MOMENTUM, Bandar Lampung--Fakultas Ushuluddin dan Studi Agama (FUSA) Universitas Islam Negeri (UIN) Raden Intan Lampung (RIL) kembali menyelenggarakan Konferensi Internasional bertajuk IConAIS 2024 (International Conference on Advanced Multidisciplinary Studies).

Acara ini berlangsung selama dua hari, 9-10 Oktober 2024, di Ballroom Kampus dan Lamban UIN Pusdiklat Pascasarjana UIN RIL.
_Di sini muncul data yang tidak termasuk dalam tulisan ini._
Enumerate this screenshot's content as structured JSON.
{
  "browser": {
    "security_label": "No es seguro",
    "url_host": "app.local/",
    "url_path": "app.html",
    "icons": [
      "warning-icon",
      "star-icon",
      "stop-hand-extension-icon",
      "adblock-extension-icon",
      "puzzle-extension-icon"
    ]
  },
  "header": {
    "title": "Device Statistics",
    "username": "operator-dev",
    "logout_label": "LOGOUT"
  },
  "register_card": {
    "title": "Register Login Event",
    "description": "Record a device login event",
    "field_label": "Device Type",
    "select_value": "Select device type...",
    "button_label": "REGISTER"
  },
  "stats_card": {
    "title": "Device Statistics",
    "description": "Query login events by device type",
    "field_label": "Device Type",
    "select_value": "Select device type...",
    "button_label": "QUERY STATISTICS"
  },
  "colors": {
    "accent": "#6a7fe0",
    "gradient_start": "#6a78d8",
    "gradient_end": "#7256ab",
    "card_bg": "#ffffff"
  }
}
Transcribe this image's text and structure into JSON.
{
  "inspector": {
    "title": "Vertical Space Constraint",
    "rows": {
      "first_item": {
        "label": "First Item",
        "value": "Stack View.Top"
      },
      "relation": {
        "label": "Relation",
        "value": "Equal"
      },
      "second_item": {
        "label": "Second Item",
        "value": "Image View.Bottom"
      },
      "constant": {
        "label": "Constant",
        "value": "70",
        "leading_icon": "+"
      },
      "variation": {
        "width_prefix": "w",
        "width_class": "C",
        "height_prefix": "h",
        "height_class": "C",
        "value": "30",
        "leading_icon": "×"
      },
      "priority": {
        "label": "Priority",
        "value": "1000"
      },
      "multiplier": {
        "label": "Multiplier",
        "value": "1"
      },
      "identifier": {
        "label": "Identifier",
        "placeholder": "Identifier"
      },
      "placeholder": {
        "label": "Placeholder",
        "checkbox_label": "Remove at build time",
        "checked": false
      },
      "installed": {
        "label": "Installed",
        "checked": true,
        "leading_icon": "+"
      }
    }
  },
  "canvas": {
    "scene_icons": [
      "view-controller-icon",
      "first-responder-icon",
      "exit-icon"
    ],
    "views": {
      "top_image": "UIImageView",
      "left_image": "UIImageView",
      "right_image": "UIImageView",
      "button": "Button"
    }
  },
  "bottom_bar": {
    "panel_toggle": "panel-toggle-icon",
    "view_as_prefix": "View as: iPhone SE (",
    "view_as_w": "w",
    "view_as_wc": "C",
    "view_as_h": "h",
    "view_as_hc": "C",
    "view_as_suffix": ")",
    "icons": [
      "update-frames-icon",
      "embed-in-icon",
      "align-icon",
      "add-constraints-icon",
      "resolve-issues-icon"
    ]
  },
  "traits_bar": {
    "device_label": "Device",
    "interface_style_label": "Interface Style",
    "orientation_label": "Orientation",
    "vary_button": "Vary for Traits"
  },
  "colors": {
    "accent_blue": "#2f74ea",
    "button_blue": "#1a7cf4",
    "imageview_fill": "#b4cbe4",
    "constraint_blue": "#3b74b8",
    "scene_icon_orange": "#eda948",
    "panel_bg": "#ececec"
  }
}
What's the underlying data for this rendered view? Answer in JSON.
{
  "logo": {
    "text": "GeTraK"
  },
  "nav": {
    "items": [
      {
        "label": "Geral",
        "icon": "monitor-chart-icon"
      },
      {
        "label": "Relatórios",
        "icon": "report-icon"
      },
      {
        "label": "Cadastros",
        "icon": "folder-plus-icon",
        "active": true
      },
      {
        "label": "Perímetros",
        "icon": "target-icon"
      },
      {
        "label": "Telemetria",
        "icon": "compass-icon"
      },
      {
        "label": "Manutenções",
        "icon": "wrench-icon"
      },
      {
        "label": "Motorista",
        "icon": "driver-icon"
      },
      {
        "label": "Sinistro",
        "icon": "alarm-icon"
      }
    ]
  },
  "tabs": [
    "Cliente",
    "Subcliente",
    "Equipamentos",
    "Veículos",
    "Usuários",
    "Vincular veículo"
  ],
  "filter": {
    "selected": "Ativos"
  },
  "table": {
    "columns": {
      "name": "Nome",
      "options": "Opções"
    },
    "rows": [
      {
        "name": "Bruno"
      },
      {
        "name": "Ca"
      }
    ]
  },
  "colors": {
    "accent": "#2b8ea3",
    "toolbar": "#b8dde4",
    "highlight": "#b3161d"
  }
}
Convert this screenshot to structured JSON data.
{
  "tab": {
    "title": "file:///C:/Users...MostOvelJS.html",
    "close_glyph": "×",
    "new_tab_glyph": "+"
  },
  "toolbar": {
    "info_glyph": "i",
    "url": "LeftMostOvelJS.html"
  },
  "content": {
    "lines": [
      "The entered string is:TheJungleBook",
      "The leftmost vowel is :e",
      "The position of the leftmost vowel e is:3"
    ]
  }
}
Konferensi yang mengangkat tema "Advancing Islamic Studies: Exploring Diversity, Dynamic, and Dialogue of Contributions to Global Civilizations" ini dibuka secara simbolis oleh Wakil Rektor III, Prof Dr H Idrus Ruslan MAg bersama Dekan FUSA, Dr Ahmad Isnaeni MA.

Dalam sambutannya, Prof Idrus menekankan pentingnya keanekaragaman dan dialog antaragama.

"Tema yang diusung sangat relevan, karena manusia adalah makhluk sosial sekaligus religius yang memiliki keyakinan. Al-Quran sebagai kitab suci umat Islam juga menyampaikan pesan perdamaian dan toleransi. Islam adalah rahmatan lil 'alamin, membawa berkah tidak hanya bagi umat Islam, tapi seluruh alam semesta," ungkapnya.

Ia menambahkan, melalui konferensi ini diharapkan peserta dapat memperluas pemahaman bahwa Islam mengajarkan kedamaian dan toleransi. "Kami juga ingin meningkatkan kolaborasi akademisi, peneliti, dan praktisi dari berbagai disiplin ilmu serta menemukan solusi atas permasalahan global yang dihadapi umat manusia," ujar Prof Idrus.

IConAIS 2024 ini menghadirkan narasumber internasional, di antaranya Prof Dr Ahmad Thib Raya MA dari UIN Syarif Hidayatullah Jakarta; Prof Dr Mohd Roslan Mohd Nor dan Prof Dr Mustaffa bin Abdullah dari University of Malaya, Malaysia; Prof Mein-Woei Suen PhD., dari Asia University, Taiwan; serta Prof Abdunrohman Mukem PhD., dari Institute of Asian Studies, Chulalongkorn University, Thailand.

Dalam paparannya, Prof Ahmad Thib Raya dengan topik "Contemporary Approaches and Methods in Living Qur’an.", ia  mengajak peserta untuk membumikan Al-Qur'an secara utuh, mulai dari memahami huruf, kata, hingga makna ayat-ayatnya.

“Pertama, kita pelajari huruf-huruf Al Qur’an, kemudian pelajari kata-kata Al Qur’an, pelajari makna ayat Al-Qur’an, lalu kita kaji, kemudian kita ajarkan Al Qur’an kepada orang lain. Setelah itu kita implementasikan Al Qur’anul karim di kehidupan sehari-hari,” terang Prof Thib.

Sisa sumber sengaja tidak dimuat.